The controller parameters are selected as: \(\alpha _1=\alpha _2=200\), \(k_1=50, k_2=0.8\). Sigmoid function is employed as the activation function of hidden layers. The initial weights are set as zeros. To confirm the advantage of the proposed controller over conventional controllers, a PD controller is taken as:

$$\begin{aligned} {{u}_{e}}={{\lambda }_{1}}\dot{e}+{{\lambda }_{2}}e, \end{aligned}$$
(22)

by selecting \(\lambda _1=\lambda _2=300\).

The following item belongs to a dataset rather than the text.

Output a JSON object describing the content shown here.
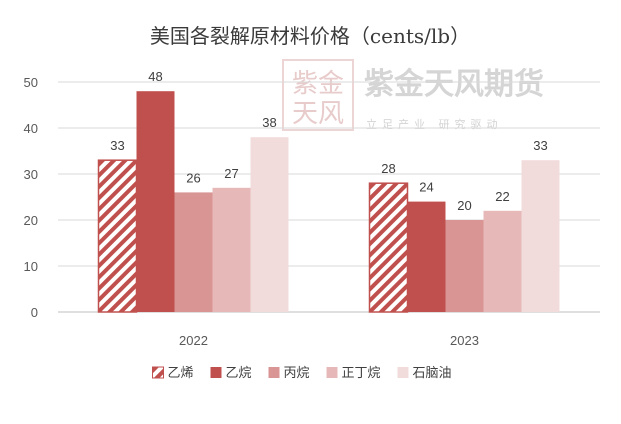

Figure 2 presents the tracking results of the joint positions. Figures 3 and 4 show the results of the trajectory tracking of the end effector. As can be recognized from the comparison results, better performance of the NN controller proposed in the study is achieved.

Fig. 2.
figure 2

Tracking results of the joint positions

Fig. 3.
figure 3

Tracking results of the trajectory of the end effector

Fig. 4.
figure 4

Space tracking results of the trajectory of the end effector

5 Conclusions

Neural networks are applied to the control of the manipulator of an UVMS. To guarantee the robustness of the controller, Lyapunov design is incorporated. Simulation results show the validity of the proposed control scheme. It should be noted however that a specific case is studied in the paper. The vehicle is assumed to be hovering while the manipulation is being performed, which means that the manipulator can be dealt with as a ground robot. The validity of the proposed control scheme should be verified in a more complicated case, e.g., both the vehicle and the manipulator are under controlled.